Gringo men are quite the catch – and no wife, girlfriend or significant other will stand a chance of deterring a temptress as she makes a beeline for her ‘prize.’
A good friend of mine fell foul of the threat – having travelled the world with her husband and children, she landed up in South America and quicker than you could say ‘Buenos días’ (or perhaps, more appropriately ‘Hasta luego’), her formerly faithful man was off with the first buxom local bird to catch his eye. She had her eyes on a passport: he had his firmly fixed on her ‘not so natural assets.’
Once the man in question had fathered a love child and realised his hideously expensive mistake, he attempted to crawl back to his wife who wisely kicked his sorry ass into touch. Having now walked out on his girlfriend and her child as well however, her family ensured he wasn’t allowed back – but fortune favoured him and he soon landed up with another local girl who thought she’d try her own luck at a passport to a better life. He has since legged it out of there wondering how the hell he got himself into such a serious mess, leaving his broken hearted family behind as well as a trail of angry local women who are bringing up his ‘hijo ilegítimo.’
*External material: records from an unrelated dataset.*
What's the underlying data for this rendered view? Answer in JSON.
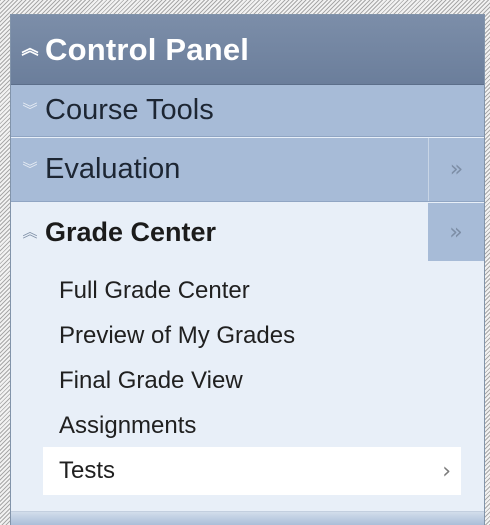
{
  "control_panel": {
    "title": "Control Panel",
    "expand_icon": "chevron-double-up-icon"
  },
  "sections": {
    "course_tools": {
      "label": "Course Tools",
      "icon": "chevron-double-down-icon"
    },
    "evaluation": {
      "label": "Evaluation",
      "icon": "chevron-double-down-icon",
      "side_icon": "double-right-arrow-icon"
    },
    "grade_center": {
      "label": "Grade Center",
      "icon": "chevron-double-up-icon",
      "side_icon": "double-right-arrow-icon"
    }
  },
  "grade_center_items": [
    {
      "label": "Full Grade Center"
    },
    {
      "label": "Preview of My Grades"
    },
    {
      "label": "Final Grade View"
    },
    {
      "label": "Assignments"
    },
    {
      "label": "Tests",
      "selected": true
    }
  ],
  "colors": {
    "header_bg": "#6b7e9b",
    "section_bg": "#a7bbd7",
    "panel_bg": "#e8eff8",
    "selected_bg": "#ffffff"
  }
}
So you see - the threat is a real one – you may however think I’m being racist, sexist, bitter, labelling all ‘foreign’ women with the same brush and guilty of believing no man can resist a beautiful pair of…eyes. But, be aware that you may be putting your relationship in the firing line if you dare, move to any one of a handful of countries in South America, Asia and even the former Soviet Union and you will quickly see what I mean.
Many of the young, attractive women are predatory, and your man is their prey. For the men it can be flattering to have a bevy of local beauties throwing themselves at you like you’re George Clooney, (I note he gets quite a few mentions on Expat Daily News)! And what’s one small kiss anyway – it’s hardly a betrayal is it? Swap a few flirty text messages, have a surreptitious fumble behind the local bar whilst your wife’s at her language class or tucking your children into bed – no one will know/mind/care/notice. But my male friends, you’re not irresistible and you’re not going to be allowed to leave it there. You are being hunted and your relationship with your wife or girlfriend is acceptable collateral damage to the temptress who wants you to provide her with a new and better life.
If you disagree, and you truly believe that you are one hot catch – that’s absolutely fine, who am I to judge? However, I would just like you to consider this – even thinking about having sex with a woman other than your partner is a betrayal. It’s a betrayal of her trust and faith in you – it proves to her that you are not who she thought you were; it proves to her that actually, you’re a faithless, feckless man who never deserved her trust in the first place. Are you that man? If you are then walk away from your marriage, your family and your future – but if you’re not that person, why are you even considering the option of flirting with strangers, of making close friends with other women, of sharing intimate moments with someone other than the woman you love?
Stop yourself for God’s sake – it’s not you these women want, it’s what you can provide for them. And it’s not just your wife/partner you’ll be betraying and hurting - what about your children, your extended family and all your friends who believed in you, who thought you were better than that? Don’t throw it all away on a pro who makes her living out of corrupting other people’s lives.
And finally – you can’t blame the temptress either – she was born into a position in life that she desperately wants to escape from…but you’re not a stepping stone she can walk over to get where she wants to be…so stop the threat before it takes hold of yet another expatriate relationship.